[dns-wg] RIPE NCC DNSSEC trust anchors

On 18 Nov 2014, at 08:22, Romeo Zwart <romeo.zwart at ripe.net> wrote:

> There was an explicit suggestion on the list about using ripe.int as a
> 'lever' to get .int signed, hence my comment.

I think you are mistaken Romeo. Peter asked some meta issues on policy and procedural matters around the signing of .int: ie who is the governing body for the TLD and needs to be done to get them to sign it. He did not ask for the TLD to be signed. AFAICT nobody on the list has explicitly asked to get .int signed.

Anyways, this is somewhat off-point. Although it would be good to know the answer to those questions, it belongs in another thread.

Could we please return to the matter at hand:

[1] What DNS/web/whatever traffic goes to ripen.cc? If it's low, can this be killed? When?

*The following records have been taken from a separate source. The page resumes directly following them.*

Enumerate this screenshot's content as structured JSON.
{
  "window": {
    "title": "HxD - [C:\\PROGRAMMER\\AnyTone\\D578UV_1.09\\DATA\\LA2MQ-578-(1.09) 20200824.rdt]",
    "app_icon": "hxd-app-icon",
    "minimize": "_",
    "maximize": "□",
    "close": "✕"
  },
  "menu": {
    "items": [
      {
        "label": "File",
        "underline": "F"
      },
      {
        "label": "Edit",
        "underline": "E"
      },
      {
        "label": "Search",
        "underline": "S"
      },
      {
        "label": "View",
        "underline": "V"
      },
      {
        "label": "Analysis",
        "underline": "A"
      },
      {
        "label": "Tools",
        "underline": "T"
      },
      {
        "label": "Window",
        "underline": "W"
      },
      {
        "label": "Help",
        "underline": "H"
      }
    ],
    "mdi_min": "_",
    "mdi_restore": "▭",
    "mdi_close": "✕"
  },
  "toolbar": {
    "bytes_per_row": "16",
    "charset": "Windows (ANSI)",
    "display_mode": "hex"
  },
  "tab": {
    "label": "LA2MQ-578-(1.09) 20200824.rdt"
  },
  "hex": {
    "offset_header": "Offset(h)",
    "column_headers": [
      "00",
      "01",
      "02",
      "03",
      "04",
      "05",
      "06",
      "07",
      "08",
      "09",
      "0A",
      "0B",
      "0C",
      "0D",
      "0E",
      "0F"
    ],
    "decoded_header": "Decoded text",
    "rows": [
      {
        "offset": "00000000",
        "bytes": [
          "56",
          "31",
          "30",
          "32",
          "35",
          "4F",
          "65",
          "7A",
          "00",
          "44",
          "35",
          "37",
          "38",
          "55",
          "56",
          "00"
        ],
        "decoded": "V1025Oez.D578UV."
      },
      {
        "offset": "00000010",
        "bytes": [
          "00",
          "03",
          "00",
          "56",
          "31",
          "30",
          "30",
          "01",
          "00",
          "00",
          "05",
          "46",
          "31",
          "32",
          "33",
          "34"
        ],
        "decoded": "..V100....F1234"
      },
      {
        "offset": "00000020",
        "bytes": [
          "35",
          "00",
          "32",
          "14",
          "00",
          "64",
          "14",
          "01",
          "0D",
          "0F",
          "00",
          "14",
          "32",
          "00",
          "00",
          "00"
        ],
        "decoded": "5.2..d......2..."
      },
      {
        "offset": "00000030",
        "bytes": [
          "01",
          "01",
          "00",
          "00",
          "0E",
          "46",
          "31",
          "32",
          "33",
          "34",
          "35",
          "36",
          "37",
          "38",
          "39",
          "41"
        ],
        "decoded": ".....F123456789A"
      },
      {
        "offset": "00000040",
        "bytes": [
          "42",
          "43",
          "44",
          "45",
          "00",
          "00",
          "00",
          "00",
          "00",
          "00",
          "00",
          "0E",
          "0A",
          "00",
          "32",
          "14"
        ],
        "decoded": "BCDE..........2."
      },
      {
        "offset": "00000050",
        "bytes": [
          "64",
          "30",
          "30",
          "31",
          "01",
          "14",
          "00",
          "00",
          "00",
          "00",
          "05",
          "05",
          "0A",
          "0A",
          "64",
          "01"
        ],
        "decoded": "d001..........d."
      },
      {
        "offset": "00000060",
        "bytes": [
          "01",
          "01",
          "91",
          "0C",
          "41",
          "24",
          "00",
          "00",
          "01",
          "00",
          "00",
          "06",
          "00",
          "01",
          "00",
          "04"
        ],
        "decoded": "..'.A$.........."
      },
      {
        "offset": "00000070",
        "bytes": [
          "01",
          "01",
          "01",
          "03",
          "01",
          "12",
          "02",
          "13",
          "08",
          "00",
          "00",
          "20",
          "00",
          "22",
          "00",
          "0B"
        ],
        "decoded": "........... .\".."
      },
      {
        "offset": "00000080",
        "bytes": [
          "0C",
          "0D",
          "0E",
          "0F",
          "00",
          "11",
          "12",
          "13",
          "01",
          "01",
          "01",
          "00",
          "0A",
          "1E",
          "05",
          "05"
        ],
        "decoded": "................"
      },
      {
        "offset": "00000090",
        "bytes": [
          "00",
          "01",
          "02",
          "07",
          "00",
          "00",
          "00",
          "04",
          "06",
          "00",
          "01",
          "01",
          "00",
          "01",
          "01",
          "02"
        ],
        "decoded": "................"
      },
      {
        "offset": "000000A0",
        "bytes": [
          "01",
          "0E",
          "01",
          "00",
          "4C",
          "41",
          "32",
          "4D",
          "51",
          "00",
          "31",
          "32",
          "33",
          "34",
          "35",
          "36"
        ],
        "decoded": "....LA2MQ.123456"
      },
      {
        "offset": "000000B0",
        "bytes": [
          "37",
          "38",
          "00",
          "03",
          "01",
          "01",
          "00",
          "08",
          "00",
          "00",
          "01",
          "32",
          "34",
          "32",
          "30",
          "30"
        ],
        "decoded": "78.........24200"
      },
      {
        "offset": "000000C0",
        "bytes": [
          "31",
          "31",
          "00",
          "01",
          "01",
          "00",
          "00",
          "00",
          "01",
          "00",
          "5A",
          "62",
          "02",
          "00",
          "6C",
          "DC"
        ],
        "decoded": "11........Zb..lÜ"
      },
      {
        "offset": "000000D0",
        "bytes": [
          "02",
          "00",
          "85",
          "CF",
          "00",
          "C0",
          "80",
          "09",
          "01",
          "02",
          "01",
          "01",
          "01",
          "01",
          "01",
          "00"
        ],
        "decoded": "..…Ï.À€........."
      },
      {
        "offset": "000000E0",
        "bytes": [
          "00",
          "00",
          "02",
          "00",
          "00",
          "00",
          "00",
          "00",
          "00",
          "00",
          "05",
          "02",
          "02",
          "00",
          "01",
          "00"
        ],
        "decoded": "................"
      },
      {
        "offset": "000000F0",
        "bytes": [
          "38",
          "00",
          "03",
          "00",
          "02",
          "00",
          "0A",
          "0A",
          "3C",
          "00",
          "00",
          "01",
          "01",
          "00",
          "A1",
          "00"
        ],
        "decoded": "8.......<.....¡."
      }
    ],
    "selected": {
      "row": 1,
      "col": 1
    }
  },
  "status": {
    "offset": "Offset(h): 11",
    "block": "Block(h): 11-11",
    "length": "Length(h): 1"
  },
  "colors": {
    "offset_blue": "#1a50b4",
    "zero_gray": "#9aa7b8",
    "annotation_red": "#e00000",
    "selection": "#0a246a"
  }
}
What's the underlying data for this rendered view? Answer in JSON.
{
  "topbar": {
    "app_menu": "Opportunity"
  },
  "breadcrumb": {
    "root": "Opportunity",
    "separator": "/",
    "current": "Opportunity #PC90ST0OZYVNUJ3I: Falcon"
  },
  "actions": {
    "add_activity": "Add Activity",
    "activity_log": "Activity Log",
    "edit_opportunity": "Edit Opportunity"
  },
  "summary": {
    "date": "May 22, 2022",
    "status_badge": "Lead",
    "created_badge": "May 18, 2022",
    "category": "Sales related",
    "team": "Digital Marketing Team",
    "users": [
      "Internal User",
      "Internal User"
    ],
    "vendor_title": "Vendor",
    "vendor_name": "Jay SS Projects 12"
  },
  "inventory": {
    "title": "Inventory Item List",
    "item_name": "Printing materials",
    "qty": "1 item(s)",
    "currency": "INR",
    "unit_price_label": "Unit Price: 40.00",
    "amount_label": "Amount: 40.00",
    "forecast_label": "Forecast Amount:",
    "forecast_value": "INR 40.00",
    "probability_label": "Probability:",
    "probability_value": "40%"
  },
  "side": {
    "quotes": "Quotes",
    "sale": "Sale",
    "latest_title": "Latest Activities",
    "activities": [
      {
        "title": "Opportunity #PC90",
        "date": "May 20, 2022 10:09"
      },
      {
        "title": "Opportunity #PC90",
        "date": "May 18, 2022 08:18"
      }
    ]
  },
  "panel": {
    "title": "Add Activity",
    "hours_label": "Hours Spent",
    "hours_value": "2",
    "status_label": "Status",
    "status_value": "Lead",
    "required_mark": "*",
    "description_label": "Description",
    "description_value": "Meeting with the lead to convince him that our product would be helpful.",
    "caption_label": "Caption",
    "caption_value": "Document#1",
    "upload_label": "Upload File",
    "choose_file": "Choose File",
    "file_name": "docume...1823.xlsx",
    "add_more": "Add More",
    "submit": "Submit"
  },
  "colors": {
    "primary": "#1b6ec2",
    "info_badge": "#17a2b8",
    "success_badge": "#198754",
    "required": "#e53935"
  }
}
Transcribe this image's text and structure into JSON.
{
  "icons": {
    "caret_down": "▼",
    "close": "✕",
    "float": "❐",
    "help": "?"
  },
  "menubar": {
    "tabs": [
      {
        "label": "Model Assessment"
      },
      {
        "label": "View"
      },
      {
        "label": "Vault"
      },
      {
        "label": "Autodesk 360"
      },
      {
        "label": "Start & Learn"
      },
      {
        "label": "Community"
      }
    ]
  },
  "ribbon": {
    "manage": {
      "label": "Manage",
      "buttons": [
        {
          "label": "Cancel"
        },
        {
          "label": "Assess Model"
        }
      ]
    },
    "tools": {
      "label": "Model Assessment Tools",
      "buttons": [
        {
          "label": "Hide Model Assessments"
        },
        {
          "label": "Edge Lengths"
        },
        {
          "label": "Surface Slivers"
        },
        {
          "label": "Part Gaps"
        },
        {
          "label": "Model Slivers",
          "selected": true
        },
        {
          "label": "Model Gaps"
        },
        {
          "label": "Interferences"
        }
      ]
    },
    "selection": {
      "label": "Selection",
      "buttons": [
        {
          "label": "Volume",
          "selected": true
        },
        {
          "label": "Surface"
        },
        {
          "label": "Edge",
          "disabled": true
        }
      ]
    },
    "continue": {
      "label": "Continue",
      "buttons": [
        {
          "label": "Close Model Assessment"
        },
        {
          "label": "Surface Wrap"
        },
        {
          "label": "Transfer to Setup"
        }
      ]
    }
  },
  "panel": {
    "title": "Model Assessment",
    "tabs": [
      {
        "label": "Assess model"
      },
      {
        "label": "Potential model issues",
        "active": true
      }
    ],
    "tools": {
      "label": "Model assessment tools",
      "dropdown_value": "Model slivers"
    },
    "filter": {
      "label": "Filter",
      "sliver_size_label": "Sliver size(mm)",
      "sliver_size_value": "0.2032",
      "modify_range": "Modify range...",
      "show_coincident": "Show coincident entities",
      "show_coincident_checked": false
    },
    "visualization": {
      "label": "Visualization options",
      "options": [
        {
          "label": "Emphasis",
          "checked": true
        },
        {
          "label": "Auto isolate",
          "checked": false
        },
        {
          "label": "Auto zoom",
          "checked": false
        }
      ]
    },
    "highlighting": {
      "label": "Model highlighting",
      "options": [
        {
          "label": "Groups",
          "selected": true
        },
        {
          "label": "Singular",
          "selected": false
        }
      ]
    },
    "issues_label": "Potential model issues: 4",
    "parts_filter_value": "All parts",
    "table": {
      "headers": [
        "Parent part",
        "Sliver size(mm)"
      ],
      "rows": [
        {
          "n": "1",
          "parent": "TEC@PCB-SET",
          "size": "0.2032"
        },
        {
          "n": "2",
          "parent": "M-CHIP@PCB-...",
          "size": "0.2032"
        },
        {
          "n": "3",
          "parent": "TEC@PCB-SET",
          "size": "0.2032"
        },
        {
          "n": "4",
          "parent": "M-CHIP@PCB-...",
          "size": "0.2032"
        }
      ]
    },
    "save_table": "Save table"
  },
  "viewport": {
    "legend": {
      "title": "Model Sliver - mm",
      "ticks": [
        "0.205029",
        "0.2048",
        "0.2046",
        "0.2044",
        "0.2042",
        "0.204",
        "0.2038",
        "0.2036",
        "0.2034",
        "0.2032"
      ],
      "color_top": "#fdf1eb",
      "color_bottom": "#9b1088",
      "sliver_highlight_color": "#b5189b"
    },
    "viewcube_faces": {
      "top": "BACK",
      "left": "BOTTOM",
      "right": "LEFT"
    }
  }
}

[2] When was the utility of its DLV entry last assessed? What's the exit strategy for that? How often does its DLV name get validated and by whom/what?

[3] What DNS/web/whatever traffic goes to ripe.int? If it's low, can this be killed? When?

[4] When was the utility of its DLV entry last assessed? What's the exit strategy for that? How often does its DLV name get validated and by whom/what?

[5] What's the NCC's overall exit strategy for DLV?

FWIW I have still not seen any valid reason or meaningful daya explaining why the NCC still uses DLV.